Not only do MPAs safeguard species at risk, but they will also protect commercially valuable fisheries; key habitats, including spawning, breeding, and feeding grounds; biologically productive sites like coastal marshes and estuaries; our diverse marine environments; and places of historical and archaeological significance. Marine protected areas are an investment in our present — and our future.

If you know of an important or vulnerable spot in the Great Lakes or any of Canada’s three oceans, here’s how you can champion its protection:

  • Learn more about MPAs.
  • Find out if an MPA exists or has been proposed in your area. Volunteer to help a local Aboriginal group working to establish an MPA.
  • Propose an MPA. Join forces with a group of concerned individuals.
  • If an MPA already exists in your area, volunteer to assist in its management.
  • Voice your support for MPAs at all levels of government.
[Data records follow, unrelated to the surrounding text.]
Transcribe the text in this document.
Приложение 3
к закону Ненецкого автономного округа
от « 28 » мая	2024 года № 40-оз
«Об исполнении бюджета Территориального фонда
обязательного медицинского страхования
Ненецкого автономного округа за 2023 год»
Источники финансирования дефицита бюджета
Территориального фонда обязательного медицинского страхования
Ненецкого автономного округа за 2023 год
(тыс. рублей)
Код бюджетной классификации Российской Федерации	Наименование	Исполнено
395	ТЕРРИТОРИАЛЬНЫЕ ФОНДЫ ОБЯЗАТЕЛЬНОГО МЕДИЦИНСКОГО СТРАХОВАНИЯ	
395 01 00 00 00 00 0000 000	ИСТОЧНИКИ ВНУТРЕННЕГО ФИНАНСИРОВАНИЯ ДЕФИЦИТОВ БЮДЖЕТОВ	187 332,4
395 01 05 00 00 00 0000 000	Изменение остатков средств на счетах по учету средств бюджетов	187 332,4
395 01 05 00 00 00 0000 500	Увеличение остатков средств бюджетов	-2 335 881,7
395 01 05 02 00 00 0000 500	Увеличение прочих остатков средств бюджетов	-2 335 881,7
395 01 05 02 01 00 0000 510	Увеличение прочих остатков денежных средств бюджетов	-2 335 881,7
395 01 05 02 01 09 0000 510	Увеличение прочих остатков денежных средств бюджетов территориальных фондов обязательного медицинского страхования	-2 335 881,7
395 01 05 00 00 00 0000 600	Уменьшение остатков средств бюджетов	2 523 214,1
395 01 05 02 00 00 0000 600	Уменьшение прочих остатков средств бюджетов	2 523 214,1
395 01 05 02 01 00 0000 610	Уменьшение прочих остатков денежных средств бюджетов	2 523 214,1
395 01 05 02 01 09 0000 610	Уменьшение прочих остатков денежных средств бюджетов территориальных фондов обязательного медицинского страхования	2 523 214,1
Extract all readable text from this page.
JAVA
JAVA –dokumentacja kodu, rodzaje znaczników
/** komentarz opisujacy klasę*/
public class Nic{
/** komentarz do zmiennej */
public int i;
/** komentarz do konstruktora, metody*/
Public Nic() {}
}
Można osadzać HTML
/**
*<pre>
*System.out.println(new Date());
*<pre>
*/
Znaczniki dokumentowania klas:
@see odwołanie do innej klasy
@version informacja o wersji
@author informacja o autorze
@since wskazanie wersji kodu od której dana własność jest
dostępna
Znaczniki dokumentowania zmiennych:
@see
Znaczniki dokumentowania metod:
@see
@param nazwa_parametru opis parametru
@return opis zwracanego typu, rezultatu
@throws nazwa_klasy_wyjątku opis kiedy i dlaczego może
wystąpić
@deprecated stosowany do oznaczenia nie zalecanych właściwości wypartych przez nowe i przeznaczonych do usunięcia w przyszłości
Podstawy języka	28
Healthy Rivers, Healthy Seas

If a waterway runs through your community, it likely merges with a drainage basin that flows to the sea. A great way to protect its health — and that of the marine environment that receives its waters — is through the Canadian Heritage Rivers System (CHRS). The CHRS aims to conserve important waterways, giving them national recognition and promoting their stewardship.

Urge regional or federal parks agencies to nominate rivers by virtue of their natural, historical, or recreational value. Governments, private landowners, and First Nations collaborate to set up a management plan to protect a waterway selected by the CHRS.